Ciò che emerge dall’analisi dell’Adapt è che alcune tipologie di apprendistato restano sperimentazioni che coinvolgono qualche centinaia di ragazzi. “Mentre – viene fatto notare – nel resto dell’Europa stanno diventando il modello di riferimento per la formazione secondiaria superiore e terziaria”.
I ritardi dell’Italia
L’Ue nel 2013 ha dato vita all’Alleanza europea per l’apprendistato, il cui obiettivo è arginare la disoccupazione giovanile (nel nostro paese oltre il 40%) migliorando la formazione professionale e aumentando la domanda. Per ottenere risultati di rilievo, l’Europa suggerisce regole stabili – cosa che nel nostro paese, abbiamo visto, non si è ancora verificata – e un coinvolgimento attivo tanto delle parti sociali quanto delle imprese. Qui sorge però un primo divario rispetto ai partner europei, che della componente formativa fanno il proprio punto di forza. Le principali differente riguardano il monte ore della formazione, la durata del percorso e la retribuzione, elementi che possono peraltro variare secondo le competenze già possedute dall’apprendista. Tempi certi sono previsti in Germania e in Austria – osserva l’Adapt – dove “la formazione sul lavoro occupa il 70% o l’80%”. Ma anche in Inghilterra dove si tiene conto delle ore complessive: “Su 280 ore annuali di formazione, cento sono off the job e le rimanenti in situazione di lavoro”. Da noi è variabile in base alla tipologia di apprendistato, ma soprattutto dall’ente erogatore. La retribuzione degli apprendisti viene definita in Italia dalla contrattazione collettiva, con due possibilità: sottoinquadramento o percentualizzazione del salario. Anche in Austria dipende dai contratti collettivi applicabili, con remunerazione progressiva che va dal 25% del salario orario di un lavoro qualificato per il primo anno di apprendistato al 52% del quarto anno, ma con il vantaggio della qualità della formazione off the job.

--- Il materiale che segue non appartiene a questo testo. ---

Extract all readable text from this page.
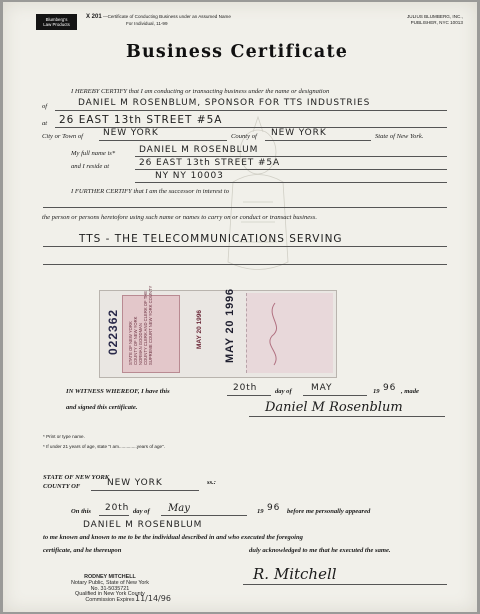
Blumberg's
Law Products
X 201 —Certificate of Conducting Business under an Assumed Name
For Individual, 11-99
JULIUS BLUMBERG, INC.,
PUBLISHER, NYC 10013
Business Certificate
I HEREBY CERTIFY that I am conducting or transacting business under the name or designation
of	DANIEL M ROSENBLUM, SPONSOR FOR TTS INDUSTRIES
at 26 EAST 13th STREET #5A
City or Town of NEW YORK	County of NEW YORK	State of New York.
My full name is*	DANIEL M ROSENBLUM
and I reside at	26 EAST 13th STREET #5A
NY NY 10003
I FURTHER CERTIFY that I am the successor in interest to
the person or persons heretofore using such name or names to carry on or conduct or transact business.
TTS - THE TELECOMMUNICATIONS SERVING
022362 STATE OF NEW YORK COUNTY OF NEW YORK NORMAN GOODMAN COUNTY CLERK AND CLERK OF THE SUPREME COURT NEW YORK COUNTY	MAY 20 1996 MAY 20 1996
IN WITNESS WHEREOF, I have this	20th	day of MAY	19 96 , made
and signed this certificate.	Daniel M Rosenblum
* Print or type name.
* If under 21 years of age, state "I am..............years of age".
STATE OF NEW YORK
COUNTY OF	NEW YORK	ss.:
On this 20th day of May	19 96 before me personally appeared
DANIEL M ROSENBLUM
to me known and known to me to be the individual described in and who executed the foregoing
certificate, and he thereupon	duly acknowledged to me that he executed the same.
RODNEY MITCHELL
Notary Public, State of New York
No. 31-5035721
Qualified in New York County
Commission Expires 11/14/96
R. Mitchell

La Garanzia Giovani e possibili soluzioni
A tale proposito dovrebbe giungere in soccorso la Garanzia Giovani che stanzia finanziamenti per politiche attive di orientamento, istruzione e formazione e inserimento al lavoro. In questo modo ai giovani al di sotto dei 30 anni verrebbe data la possibilità di accedere ad “un’offerta qualitativamente valida di lavoro, proseguimento degli studi, apprendistato o tirocinio, entro quattro mesi dall’inizio della disoccupazione o dall’uscita dal sistema d’istruzione formale”. Ad ogni modo la sovrapposizione di ruoli da parte degli attori chiamati in causa ha impedito all’istituto dell’apprendistato di decollare. “Un possibile esito di una gestione mulitlevel – constata l’Adapt – risulta essere la capacità di adottare e implementare politiche formative che tengono in reale considerazione le esigenze di competenze e professionalità espresse dal mercato del lavoro”. Le politiche di Austria e Germania sono ancora una volta buoni esempi: “Nel primo caso, infatti, risultano censiti e strutturati 220 profili professionali e relative competenze. Nel secondo, invece, si parla di 360 tipologie di qualifiche acquisibili in apprendistato”.